その中にはうっすら黄色味を帯びたスープと卵色の淡い麺、焦げ目のついた分厚いチャーシュー、こんもりと乗った白いもやし。どう見てもインスタントではないと分かるしろものに、俺は何度も目を瞬かせた。
「え……これ、インスタントじゃないですよね……?」
「勿論ですよ。自分が作るのに、健一さんにインスタントを食べさせる訳、ないじゃないですか」
「でも、スープとかはインスタント……」
「じゃ、ないんですよね。まあ、とりあえず麺が伸びちゃうので食べませんか?」
木戸さんはそう言って、俺の前に見慣れた箸を並べてくれた。
「「いただきます」」
自分の手を合わせて唱和する。俺は箸を持って丼に差し込み、そっと麺を持ち上げると、ブワリと湯気が一気に立ち上る。
ふわりと漂ういい匂いに、俺の胃が早くと収縮してくる。箸にかかったツヤツヤの麺を口に頬張ってズゾゾと啜った。
「うま……」
「良かった。スープがほぼ初めてだったので不安だったんですよね。健一さんが気に入ってくれて良かったですよ」
木戸さんの声が聞こえてくるが、俺の意識はラーメンに釘付けだった。
あっさりとした塩味のスープは色んな野菜の味が複雑に絡み合っていて、インスタントのようなパンチはないものの、夜も十分更けたこの時間にはもってこいな優しさで溢れている。
麺もツルツルなのにスープにちゃんと絡まってて、喉に流し込むと卵の微かな香りが後を引く。
分厚いチャーシューは豚肉だと思っていたら、なんと鶏肉だった。皮の部分を炙ったからか、香ばしくてタンパクなスープとの相性もいい。それからもやし。さっと湯どうししてあるようだ。
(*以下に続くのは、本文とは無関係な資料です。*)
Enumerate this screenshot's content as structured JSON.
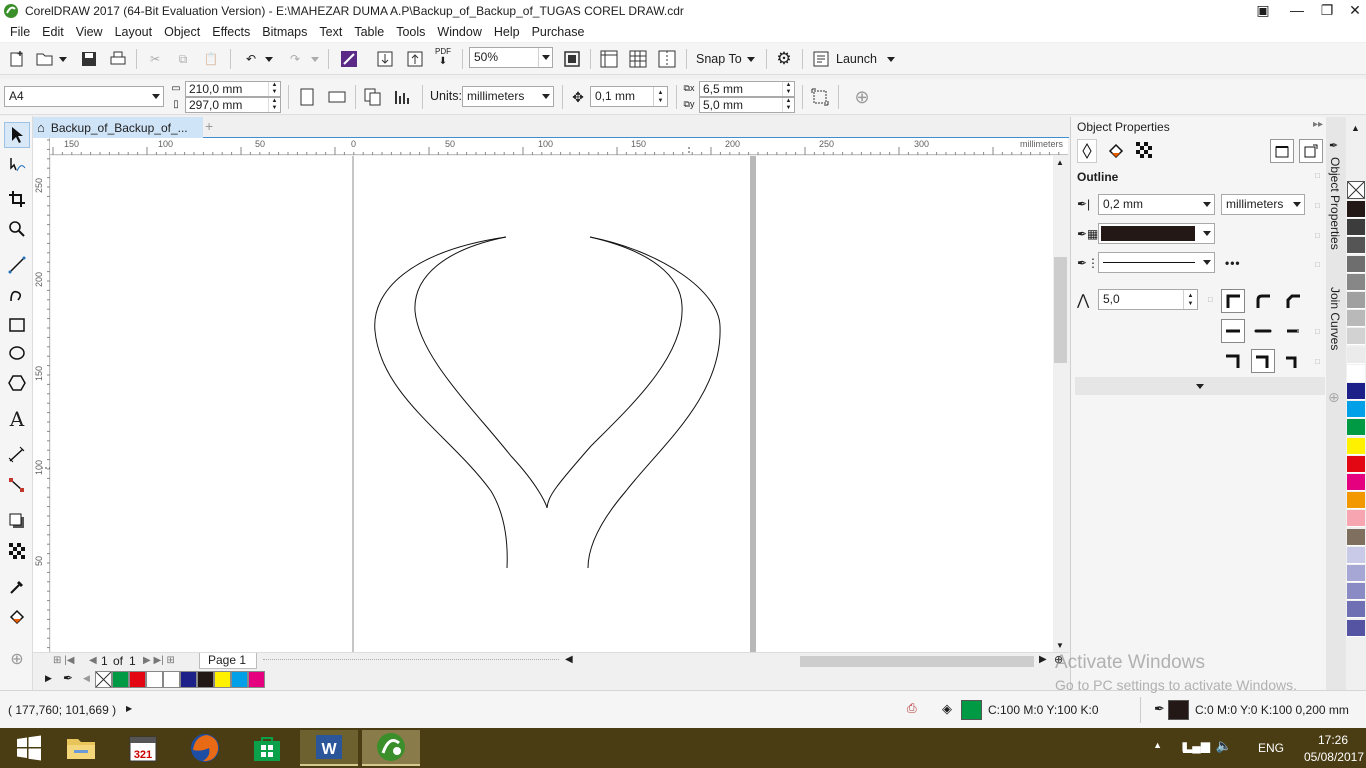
{
  "window": {
    "title": "CorelDRAW 2017 (64-Bit Evaluation Version) - E:\\MAHEZAR DUMA A.P\\Backup_of_Backup_of_TUGAS COREL DRAW.cdr",
    "controls": [
      "minimize",
      "restore",
      "close"
    ]
  },
  "menubar": [
    "File",
    "Edit",
    "View",
    "Layout",
    "Object",
    "Effects",
    "Bitmaps",
    "Text",
    "Table",
    "Tools",
    "Window",
    "Help",
    "Purchase"
  ],
  "standard_toolbar": {
    "zoom": "50%",
    "snap_to": "Snap To",
    "launch": "Launch",
    "pdf": "PDF"
  },
  "property_bar": {
    "page_size": "A4",
    "width": "210,0 mm",
    "height": "297,0 mm",
    "units_label": "Units:",
    "units": "millimeters",
    "nudge": "0,1 mm",
    "dup_x": "6,5 mm",
    "dup_y": "5,0 mm"
  },
  "document_tab": {
    "label": "Backup_of_Backup_of_..."
  },
  "ruler": {
    "h_labels": [
      "150",
      "100",
      "50",
      "0",
      "50",
      "100",
      "150",
      "200",
      "250",
      "300"
    ],
    "h_unit": "millimeters",
    "v_labels": [
      "250",
      "200",
      "150",
      "100",
      "50"
    ]
  },
  "page_nav": {
    "current": "1",
    "of_label": "of",
    "total": "1",
    "page_tab": "Page 1"
  },
  "docker": {
    "title": "Object Properties",
    "section": "Outline",
    "outline_width": "0,2 mm",
    "outline_units": "millimeters",
    "outline_color": "#231815",
    "miter_limit": "5,0",
    "vertical_tabs": [
      "Object Properties",
      "Join Curves"
    ]
  },
  "document_palette": [
    "#009a44",
    "#e30613",
    "#ffffff",
    "#ffffff",
    "#1d2088",
    "#231815",
    "#fff100",
    "#00a0e9",
    "#e4007f"
  ],
  "color_palette": [
    "#231815",
    "#3c3c3c",
    "#555555",
    "#6e6e6e",
    "#878787",
    "#a0a0a0",
    "#b9b9b9",
    "#d2d2d2",
    "#ebebeb",
    "#ffffff",
    "#1d2088",
    "#00a0e9",
    "#009a44",
    "#fff100",
    "#e30613",
    "#e4007f",
    "#f39800",
    "#f6a5b1",
    "#7f6f5f",
    "#c9c9e8",
    "#a7a7d6",
    "#8a8ac4",
    "#6f6fb3",
    "#5454a2"
  ],
  "statusbar": {
    "cursor_pos": "( 177,760; 101,669 )",
    "fill_color": "#009a44",
    "fill_text": "C:100 M:0 Y:100 K:0",
    "outline_color": "#231815",
    "outline_text": "C:0 M:0 Y:0 K:100  0,200 mm"
  },
  "watermark": {
    "line1": "Activate Windows",
    "line2": "Go to PC settings to activate Windows."
  },
  "taskbar": {
    "apps": [
      "start",
      "file-explorer",
      "calendar-321",
      "firefox",
      "store",
      "word",
      "coreldraw"
    ],
    "language": "ENG",
    "time": "17:26",
    "date": "05/08/2017"
  }
}
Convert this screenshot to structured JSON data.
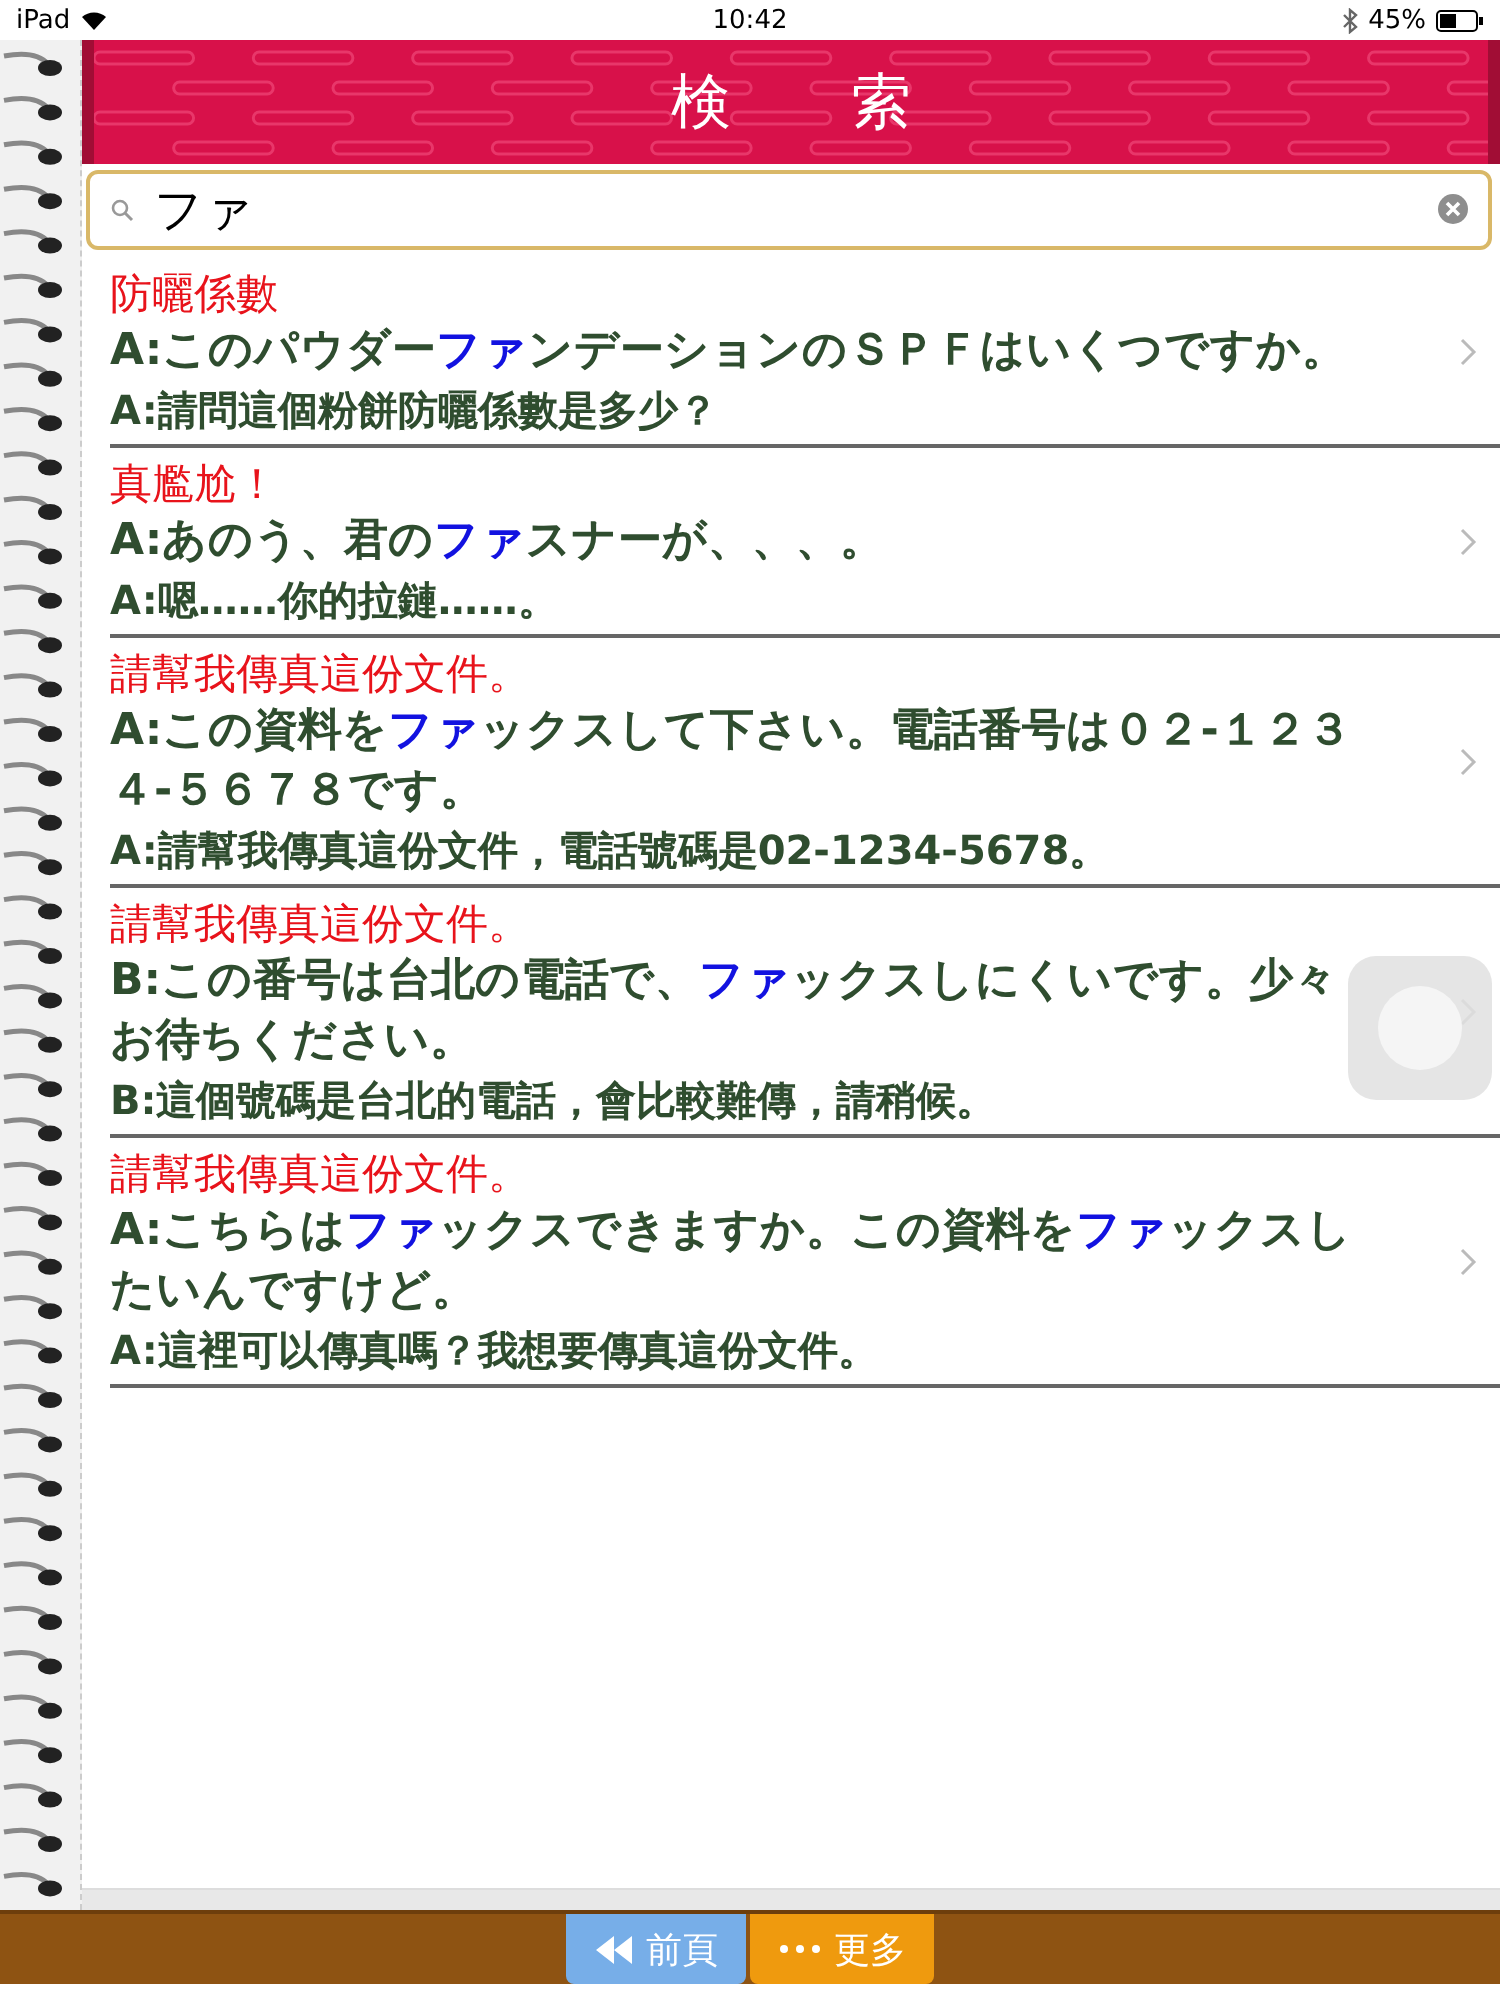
{
  "status_bar": {
    "device": "iPad",
    "time": "10:42",
    "battery": "45%"
  },
  "header": {
    "title": "検　　索"
  },
  "search": {
    "value": "ファ"
  },
  "results": [
    {
      "title": "防曬係數",
      "lines": [
        [
          {
            "text": "A:このパウダー",
            "highlight": false
          },
          {
            "text": "ファ",
            "highlight": true
          },
          {
            "text": "ンデーションのＳＰＦはいくつですか。",
            "highlight": false
          }
        ],
        [
          {
            "text": "A:請問這個粉餅防曬係數是多少？",
            "highlight": false
          }
        ]
      ]
    },
    {
      "title": "真尷尬！",
      "lines": [
        [
          {
            "text": "A:あのう、君の",
            "highlight": false
          },
          {
            "text": "ファ",
            "highlight": true
          },
          {
            "text": "スナーが、、、。",
            "highlight": false
          }
        ],
        [
          {
            "text": "A:嗯……你的拉鏈……。",
            "highlight": false
          }
        ]
      ]
    },
    {
      "title": "請幫我傳真這份文件。",
      "lines": [
        [
          {
            "text": "A:この資料を",
            "highlight": false
          },
          {
            "text": "ファ",
            "highlight": true
          },
          {
            "text": "ックスして下さい。電話番号は０２-１２３４-５６７８です。",
            "highlight": false
          }
        ],
        [
          {
            "text": "A:請幫我傳真這份文件，電話號碼是02-1234-5678。",
            "highlight": false
          }
        ]
      ]
    },
    {
      "title": "請幫我傳真這份文件。",
      "lines": [
        [
          {
            "text": "B:この番号は台北の電話で、",
            "highlight": false
          },
          {
            "text": "ファ",
            "highlight": true
          },
          {
            "text": "ックスしにくいです。少々お待ちください。",
            "highlight": false
          }
        ],
        [
          {
            "text": "B:這個號碼是台北的電話，會比較難傳，請稍候。",
            "highlight": false
          }
        ]
      ]
    },
    {
      "title": "請幫我傳真這份文件。",
      "lines": [
        [
          {
            "text": "A:こちらは",
            "highlight": false
          },
          {
            "text": "ファ",
            "highlight": true
          },
          {
            "text": "ックスできますか。この資料を",
            "highlight": false
          },
          {
            "text": "ファ",
            "highlight": true
          },
          {
            "text": "ックスしたいんですけど。",
            "highlight": false
          }
        ],
        [
          {
            "text": "A:這裡可以傳真嗎？我想要傳真這份文件。",
            "highlight": false
          }
        ]
      ]
    }
  ],
  "toolbar": [
    {
      "kind": "back",
      "label": "前頁"
    },
    {
      "kind": "more",
      "label": "更多"
    }
  ]
}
温かいのにシャクシャクと歯触りが心地よい。
「凄い。まるでラーメン屋さんの塩ラーメンみたいです」
「ふふ、そう言っていただけると嬉しいですね。でも、実際時間ってそんなに掛かってないんですけどね」
「そうなんですか」
どうやら複雑なスープは木戸さんの自宅で端切れの野菜や皮を炒めて水で煮たものに、市販の鳥ガラスープで味付けしたものらしい。一緒に丸めて糸で巻いた鶏肉も入れて味に深みを与えたとのこと。
その鶏肉がチャーシューとして調味料で味付けして、食べる寸前にグリルで炙ったそうだ。
それで、スープを温めてる横で、もやしを軽く湯通しして、麺を茹でたものらしい。
「はー。凄いですね。流石プロだ」
「プロ……ではないんですけどね。趣味が高じただけなので」
どこか寂しげに微笑む木戸さんの姿に、まだ出会って二日目の俺は質問するべきではないと、湯気で白くなる中を掻き分けて麺を啜った。